Listen on Fetch Topics
Overview
We can Listen on Fetch Topics directly by initiating a START_LISTENING operation on a Fetch Topic.
Background
Fetch Topics can be executed together in a single batch operation. When this happens, the LoadDataTxControllerTask has the ability to specify an order to process the Topics. This is useful when Topics are dependent on each other.
When Listening on Listen Topics, the Topics are processed in parallel and there is no set order in which they will be executed.

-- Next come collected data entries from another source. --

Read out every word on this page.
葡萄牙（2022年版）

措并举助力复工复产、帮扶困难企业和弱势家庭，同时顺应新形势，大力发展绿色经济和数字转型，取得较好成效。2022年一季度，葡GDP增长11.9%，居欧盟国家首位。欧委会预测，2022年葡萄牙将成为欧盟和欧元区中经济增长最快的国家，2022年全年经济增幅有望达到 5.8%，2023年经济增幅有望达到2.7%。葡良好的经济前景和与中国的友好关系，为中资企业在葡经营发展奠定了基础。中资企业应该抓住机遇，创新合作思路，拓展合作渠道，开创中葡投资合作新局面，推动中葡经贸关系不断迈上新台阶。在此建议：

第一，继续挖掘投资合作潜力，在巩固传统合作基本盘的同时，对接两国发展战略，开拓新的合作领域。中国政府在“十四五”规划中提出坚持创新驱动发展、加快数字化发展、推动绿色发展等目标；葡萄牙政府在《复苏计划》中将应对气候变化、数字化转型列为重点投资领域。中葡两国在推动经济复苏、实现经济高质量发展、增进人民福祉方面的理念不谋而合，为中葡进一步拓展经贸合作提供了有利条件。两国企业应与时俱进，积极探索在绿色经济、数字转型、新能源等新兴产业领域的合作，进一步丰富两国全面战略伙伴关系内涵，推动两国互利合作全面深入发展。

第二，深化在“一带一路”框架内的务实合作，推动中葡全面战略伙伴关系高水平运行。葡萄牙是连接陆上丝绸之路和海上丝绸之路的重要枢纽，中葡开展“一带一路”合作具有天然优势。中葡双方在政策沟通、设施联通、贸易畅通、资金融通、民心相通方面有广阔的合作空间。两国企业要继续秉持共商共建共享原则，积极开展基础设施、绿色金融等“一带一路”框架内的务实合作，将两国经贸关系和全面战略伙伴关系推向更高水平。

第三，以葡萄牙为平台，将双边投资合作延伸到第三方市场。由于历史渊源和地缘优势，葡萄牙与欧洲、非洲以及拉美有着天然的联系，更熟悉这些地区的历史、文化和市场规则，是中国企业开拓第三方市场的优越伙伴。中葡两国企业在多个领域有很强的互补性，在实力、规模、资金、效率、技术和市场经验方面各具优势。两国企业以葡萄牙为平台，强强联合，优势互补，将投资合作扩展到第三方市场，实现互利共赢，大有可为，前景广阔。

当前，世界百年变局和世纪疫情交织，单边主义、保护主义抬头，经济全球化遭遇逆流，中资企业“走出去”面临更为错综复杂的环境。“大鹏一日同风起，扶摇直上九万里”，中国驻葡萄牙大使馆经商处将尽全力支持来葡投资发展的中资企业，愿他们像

Because of this, when Listening on Fetch Topics the filesystem events will be collected in the FileListenerCollector
and then processed in a single batch operation. This way we can use the Fetch Topic’s ordering to process the Listen Topics.
Example
Here we can see an example of a custom LoadDataTxControllerTask
that loads Topics in a specific order, as well as performing some custom operations:
When we Listen on Listen Topics, we can see that the Topics are processed in parallel and there is no set order in which Topics will be executed:
When we Listen on Fetch Topics, the filesystem events will be collected in the FileListenerCollector
and then processed in a single batch operation. This way we can use the Fetch Topic’s ordering to process the Listen Topics:
Configuration
When constructing the DataLoadController
some additional properties can be provided to configure the dynamically created Listen Topics as well as the scheduling of the FileListenerCollector
tasks.
These proeprties can be provided in the DataLoadController
configuration:
IDataLoadController dataLoadController(IDatastore datastore) {
Properties properties = new Properties();
properties.put(PROP_LISTEN_ON_FETCH_FILE_LISTENER_POLLING_DELAY_MS, 500L);
properties.put(PROP_LISTEN_ON_FETCH_ADDED_TOPIC_DELAY_MS, 5000L);
properties.put(PROP_LISTEN_ON_FETCH_BATCH_MIN_DELAY_MS, 30000L);
properties.put(PROP_LISTEN_ON_FETCH_BATCH_MAX_DELAY_MS, 120000L);
return new DataLoadController(datastore, properties);
}
Properties
dlc.listen-on-fetch.file-listener-polling-delay-ms
Default Value: 500
The delay in milliseconds between polling the filesystem for new events.
dlc.listen-on-fetch.added-topic-delay-ms
Default Value: 5000
The delay in milliseconds between the time a new Topic is added and the time it is processed.
dlc.listen-on-fetch.batch-min-delay-ms
Default Value: 30000
The minimum delay in milliseconds between processing batches of Topics.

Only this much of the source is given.